A Dynamic Model of a Skydiver With Validation in Wind Tunnel and Free Fall
This work addresses the problem of understanding motor skills in aerial sports for researchers and athletes, but it is incremental as it builds on existing modeling techniques.
The paper tackled modeling human skydiving maneuvers by developing a dynamic skydiver simulator with biomechanical and aerodynamic components, validated using wind tunnel and free-fall data to tune the model for basic and advanced maneuvers, achieving reconstruction of transitions between stable equilibria.

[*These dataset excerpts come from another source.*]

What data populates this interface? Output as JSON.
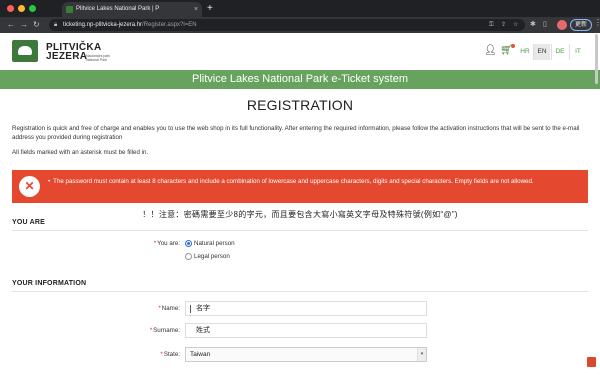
{
  "browser": {
    "tab_title": "Plitvice Lakes National Park | P",
    "tab_close": "×",
    "new_tab": "+",
    "url_host": "ticketing.np-plitvicka-jezera.hr",
    "url_path": "/Register.aspx?l=EN",
    "update_label": "更新",
    "icons": [
      "back-icon",
      "forward-icon",
      "reload-icon",
      "lock-icon",
      "key-icon",
      "share-icon",
      "bookmark-star-icon",
      "extensions-icon",
      "menu-icon"
    ]
  },
  "site": {
    "logo_line1": "PLITVIČKA",
    "logo_line2": "JEZERA",
    "logo_sub": "Nacionalni park National Park",
    "languages": [
      "HR",
      "EN",
      "DE",
      "IT"
    ],
    "active_language": "EN",
    "banner": "Plitvice Lakes National Park e-Ticket system"
  },
  "page": {
    "title": "REGISTRATION",
    "intro": "Registration is quick and free of charge and enables you to use the web shop in its full functionality. After entering the required information, please follow the activation instructions that will be sent to the e-mail address you provided during registration",
    "asterisk_note": "All fields marked with an asterisk must be filled in.",
    "error_message": "The password must contain at least 8 characters and include a combination of lowercase and uppercase characters, digits and special characters. Empty fields are not allowed.",
    "cn_note": "！！注意：密碼需要至少8的字元，而且要包含大寫小寫英文字母及特殊符號(例如“@”)"
  },
  "you_are": {
    "section_title": "YOU ARE",
    "label": "You are:",
    "options": [
      "Natural person",
      "Legal person"
    ],
    "selected": "Natural person"
  },
  "your_info": {
    "section_title": "YOUR INFORMATION",
    "name_label": "Name:",
    "name_value": "名字",
    "surname_label": "Surname:",
    "surname_value": "姓式",
    "state_label": "State:",
    "state_value": "Taiwan"
  },
  "colors": {
    "brand_green": "#67a35f",
    "error_red": "#e4492f",
    "required_red": "#d9282a"
  }
}
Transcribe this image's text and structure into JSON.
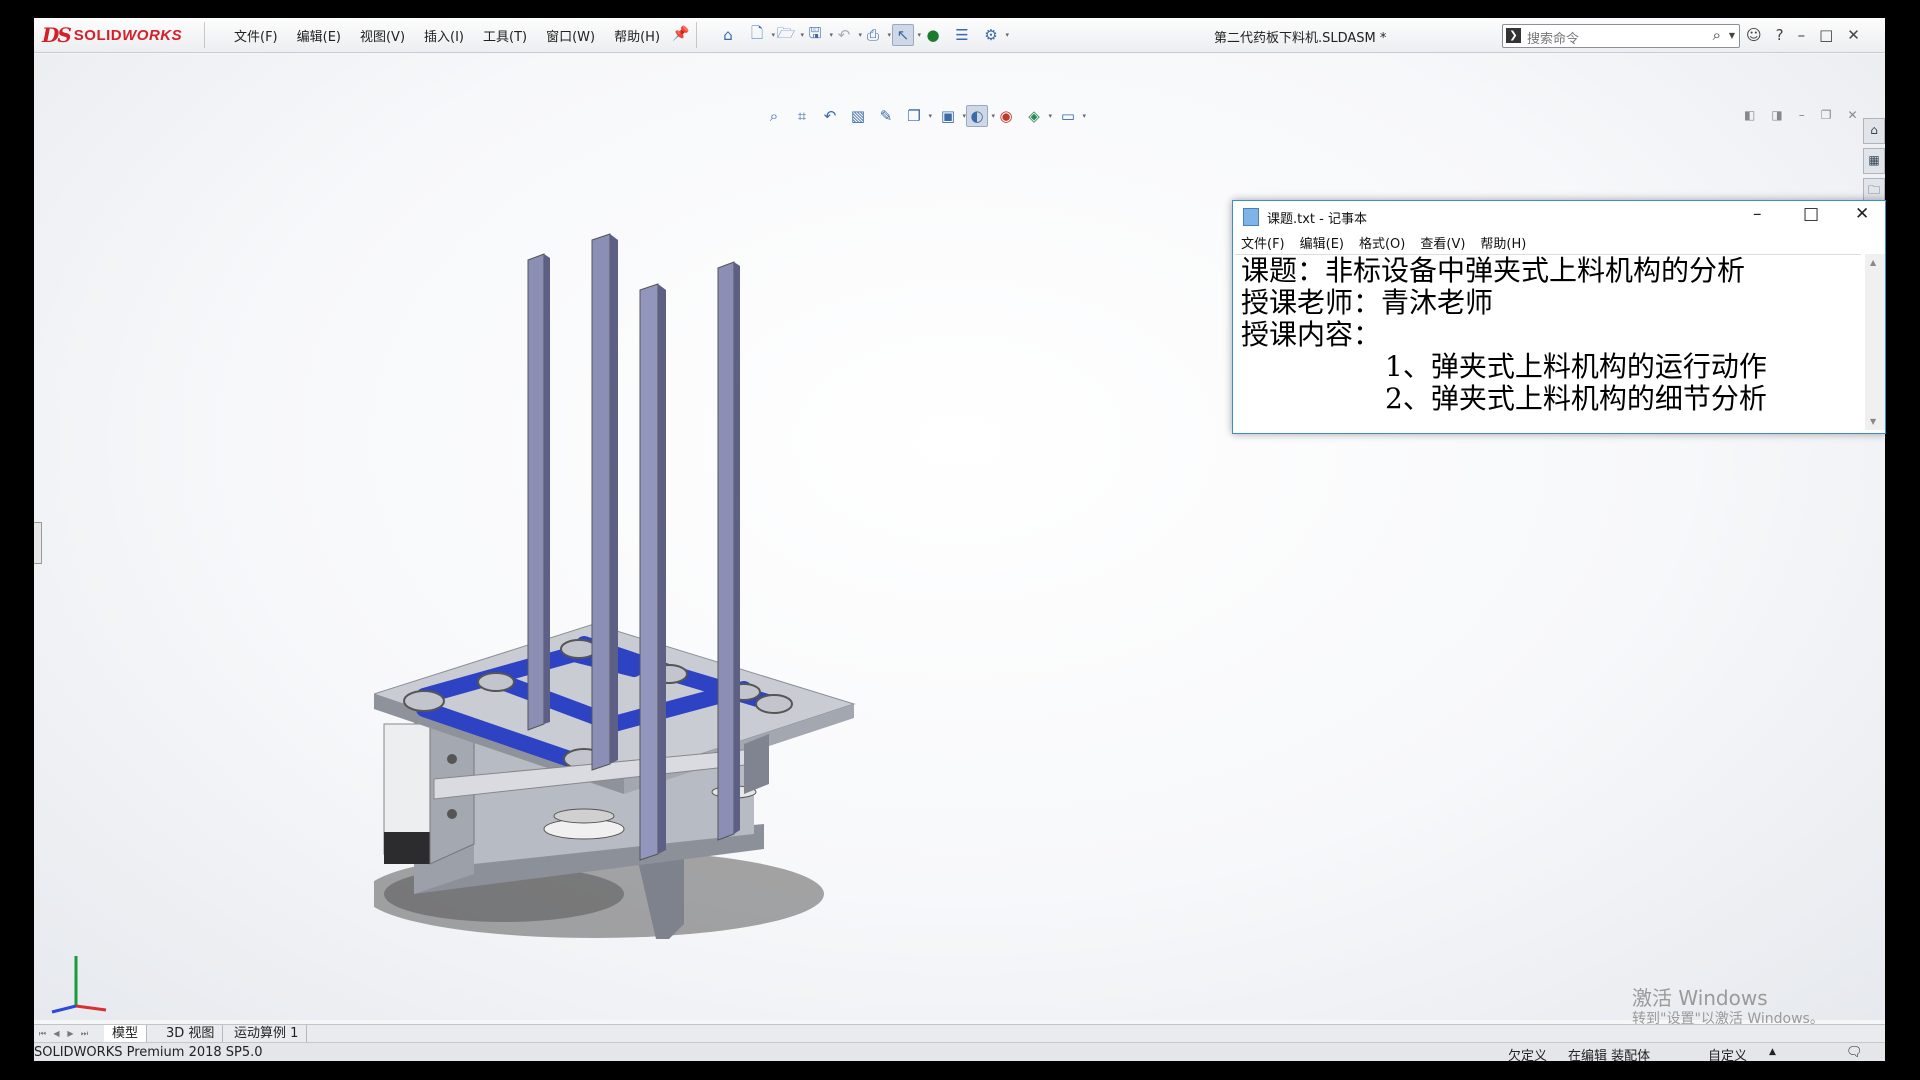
{
  "app": {
    "brand_ds": "DS",
    "brand_solid": "SOLID",
    "brand_works": "WORKS",
    "document_title": "第二代药板下料机.SLDASM *"
  },
  "menu": [
    "文件(F)",
    "编辑(E)",
    "视图(V)",
    "插入(I)",
    "工具(T)",
    "窗口(W)",
    "帮助(H)"
  ],
  "search": {
    "placeholder": "搜索命令"
  },
  "tabs": {
    "model": "模型",
    "view3d": "3D 视图",
    "motion": "运动算例 1"
  },
  "status": {
    "version": "SOLIDWORKS Premium 2018 SP5.0",
    "defined": "欠定义",
    "editing": "在编辑 装配体",
    "custom": "自定义"
  },
  "watermark": {
    "line1": "激活 Windows",
    "line2": "转到\"设置\"以激活 Windows。"
  },
  "notepad": {
    "title": "课题.txt - 记事本",
    "menu": [
      "文件(F)",
      "编辑(E)",
      "格式(O)",
      "查看(V)",
      "帮助(H)"
    ],
    "lines": [
      "课题：非标设备中弹夹式上料机构的分析",
      "授课老师：青沐老师",
      "授课内容：",
      "1、弹夹式上料机构的运行动作",
      "2、弹夹式上料机构的细节分析"
    ]
  },
  "colors": {
    "brand_red": "#d4202a",
    "belt_blue": "#2e42c4",
    "column_purple": "#8c8fb5",
    "frame_gray": "#a9adb6"
  },
  "icons": {
    "toolbar": [
      "home-icon",
      "new-icon",
      "open-icon",
      "save-icon",
      "undo-icon",
      "print-icon",
      "select-icon",
      "traffic-light-icon",
      "options-list-icon",
      "gear-icon"
    ],
    "hud": [
      "zoom-to-fit-icon",
      "zoom-area-icon",
      "previous-view-icon",
      "section-view-icon",
      "dynamic-annotation-icon",
      "view-orientation-icon",
      "display-style-icon",
      "hide-show-icon",
      "edit-appearance-icon",
      "apply-scene-icon",
      "view-settings-icon"
    ]
  }
}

An innovative approach of gaining insight into motor skills involved in human body flight is proposed. The key idea is the creation of a model autonomous system capable of virtually performing skydiving maneuvers. A dynamic skydiver model and simulator is developed, comprising biomechanical, aerodynamic, and kinematic models, dynamic equations of motion, and a virtual reality environment. Limb relative orientations, and resulting inertial body angular position and velocity are measured in skydiving experiments in a vertical wind tunnel and in free fall. These experimental data are compared with corresponding simulation data to tune and verify the model for basic skydiving maneuvers. The model is further extended to reconstruct advanced aerial maneuvers, such as transitions between stable equilibria. The experimental data are used to estimate skydiver's conscious inputs as a function of time, via an Unscented Kalman Filter modified for this purpose.